If we want to align recommendations we need to over fetch - so that we have a room for recommendations removal. E.g. if you want 5 items on your final list but you consider to remove up to 10, then you need to fetch at least 15 candidates.

Getting back to the main example. In order to check the success ratio of a single item we need to know how many times user clicked on the item (or if ever clicked on it) - see recommendation_hit event. Next we need to check how many times the recommendation for that media ID got displayed to the user. Now we just check that recommendation displayed event count is greater than 7 while recommendation_hit never happened.

Prefer new recommendations example - very dynamic content e.g. news, where partner/member wants to recommend contents that were NOT recently viewed by the user (as news usually deprecate fast and there is no need to go back to those after already read).

In this variant we might only need the recommendation_hit event data, as we want to identify media IDs that were successfully recommended to the user and last recorded timestamp is not older that e.g. 24 hours. This way we could try to show something new in the recommendation blocks.

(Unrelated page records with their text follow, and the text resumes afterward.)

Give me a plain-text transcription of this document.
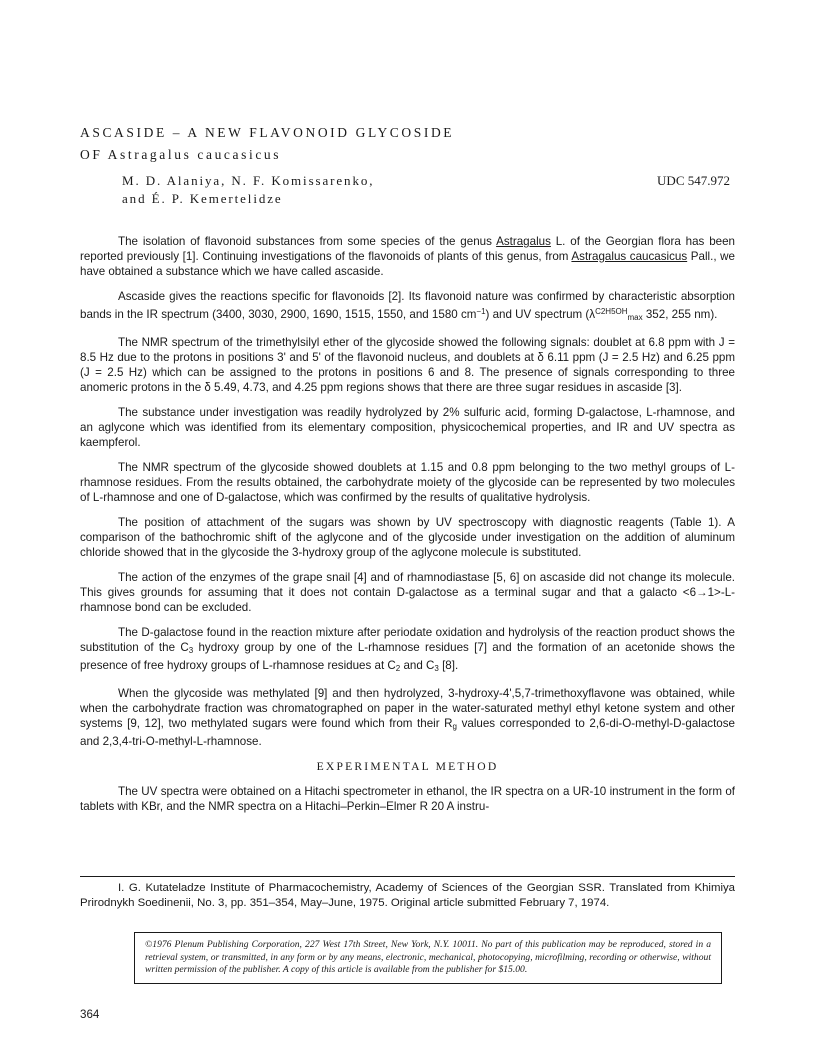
ASCASIDE – A NEW FLAVONOID GLYCOSIDE
OF Astragalus caucasicus
M. D. Alaniya, N. F. Komissarenko,
and É. P. Kemertelidze
UDC 547.972

The isolation of flavonoid substances from some species of the genus Astragalus L. of the Georgian flora has been reported previously [1]. Continuing investigations of the flavonoids of plants of this genus, from Astragalus caucasicus Pall., we have obtained a substance which we have called ascaside.

Ascaside gives the reactions specific for flavonoids [2]. Its flavonoid nature was confirmed by characteristic absorption bands in the IR spectrum (3400, 3030, 2900, 1690, 1515, 1550, and 1580 $cm^{-1}$) and UV spectrum ($\lambda^{C2H5OH}_{max}$ 352, 255 nm).

The NMR spectrum of the trimethylsilyl ether of the glycoside showed the following signals: doublet at 6.8 ppm with J = 8.5 Hz due to the protons in positions 3' and 5' of the flavonoid nucleus, and doublets at δ 6.11 ppm (J = 2.5 Hz) and 6.25 ppm (J = 2.5 Hz) which can be assigned to the protons in positions 6 and 8. The presence of signals corresponding to three anomeric protons in the δ 5.49, 4.73, and 4.25 ppm regions shows that there are three sugar residues in ascaside [3].

The substance under investigation was readily hydrolyzed by 2% sulfuric acid, forming D-galactose, L-rhamnose, and an aglycone which was identified from its elementary composition, physicochemical properties, and IR and UV spectra as kaempferol.

The NMR spectrum of the glycoside showed doublets at 1.15 and 0.8 ppm belonging to the two methyl groups of L-rhamnose residues. From the results obtained, the carbohydrate moiety of the glycoside can be represented by two molecules of L-rhamnose and one of D-galactose, which was confirmed by the results of qualitative hydrolysis.

The position of attachment of the sugars was shown by UV spectroscopy with diagnostic reagents (Table 1). A comparison of the bathochromic shift of the aglycone and of the glycoside under investigation on the addition of aluminum chloride showed that in the glycoside the 3-hydroxy group of the aglycone molecule is substituted.

The action of the enzymes of the grape snail [4] and of rhamnodiastase [5, 6] on ascaside did not change its molecule. This gives grounds for assuming that it does not contain D-galactose as a terminal sugar and that a galacto <6→1>-L-rhamnose bond can be excluded.

The D-galactose found in the reaction mixture after periodate oxidation and hydrolysis of the reaction product shows the substitution of the $C_3$ hydroxy group by one of the L-rhamnose residues [7] and the formation of an acetonide shows the presence of free hydroxy groups of L-rhamnose residues at $C_2$ and $C_3$ [8].

When the glycoside was methylated [9] and then hydrolyzed, 3-hydroxy-4',5,7-trimethoxyflavone was obtained, while when the carbohydrate fraction was chromatographed on paper in the water-saturated methyl ethyl ketone system and other systems [9, 12], two methylated sugars were found which from their $R_g$ values corresponded to 2,6-di-O-methyl-D-galactose and 2,3,4-tri-O-methyl-L-rhamnose.

EXPERIMENTAL METHOD

The UV spectra were obtained on a Hitachi spectrometer in ethanol, the IR spectra on a UR-10 instrument in the form of tablets with KBr, and the NMR spectra on a Hitachi–Perkin–Elmer R 20 A instru-

I. G. Kutateladze Institute of Pharmacochemistry, Academy of Sciences of the Georgian SSR. Translated from Khimiya Prirodnykh Soedinenii, No. 3, pp. 351–354, May–June, 1975. Original article submitted February 7, 1974.
©1976 Plenum Publishing Corporation, 227 West 17th Street, New York, N.Y. 10011. No part of this publication may be reproduced, stored in a retrieval system, or transmitted, in any form or by any means, electronic, mechanical, photocopying, microfilming, recording or otherwise, without written permission of the publisher. A copy of this article is available from the publisher for $15.00.
364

Obviously many more variants are possible, in case you feel your use case cannot be satisfied by currently available data - please do not hesitate to reach out to PEACH team.

Technical API

In the pipe-algorithms repository you should be able to find file named impressions_utils.py. The main methods available there are

get_impressions_data

Method allows to retrieve different has fields like count or timestamp for given site_key, client_id, event type and list of media IDs. The returned data are a dictionary of media ID to retrieved fields (for quick access in recommendation filtering)

Example call

    result = get_impressions_data(
        redis_client=redis_client,
        site_key='sesr000000000044',
        client_id=client_id,
        event_type=IMPRESSIONS_EVENTS.collection_displayed,
        media_ids=["238300", "239182", "239175"],
        hash_names={REDIS_HASHES.count, REDIS_HASHES.timestamp}
    )

Example result

{
    '238300': {
        'count': 2,
        'timestamp': 1736518586561,
    },
    '239182': {
        'count': 1,
        'timestamp': 1736518386561,
    },
    '239175': {
        'count': 3,
        'timestamp': 1736518186561,
    },
}

get_impressions_count

Method allows to retrieve a simplified format when only count is relevant for provided media IDs. Has similar API to the method above, just does not allow to pick hash fields (assumes only count is needed)

Example call

    result = get_impressions_count(
        redis_client=redis_client,
        site_key='sesr000000000044',
        client_id=client_id,
        event_type=IMPRESSIONS_EVENTS.collection_loaded,
        media_ids=["238300", "239182", "239175"],
    )

Example result

{
    '238300': 2,
    '239182': 1,
    '239175': 3,
}

In both cases all results are retrieved in efficient way by a single call to redis multi hash get. Also to reduce surface of mistakes both methods use enums for allowed events and hash names. if something is missing there, it might mean it has to be added - please reach out to PEACH team in such cases.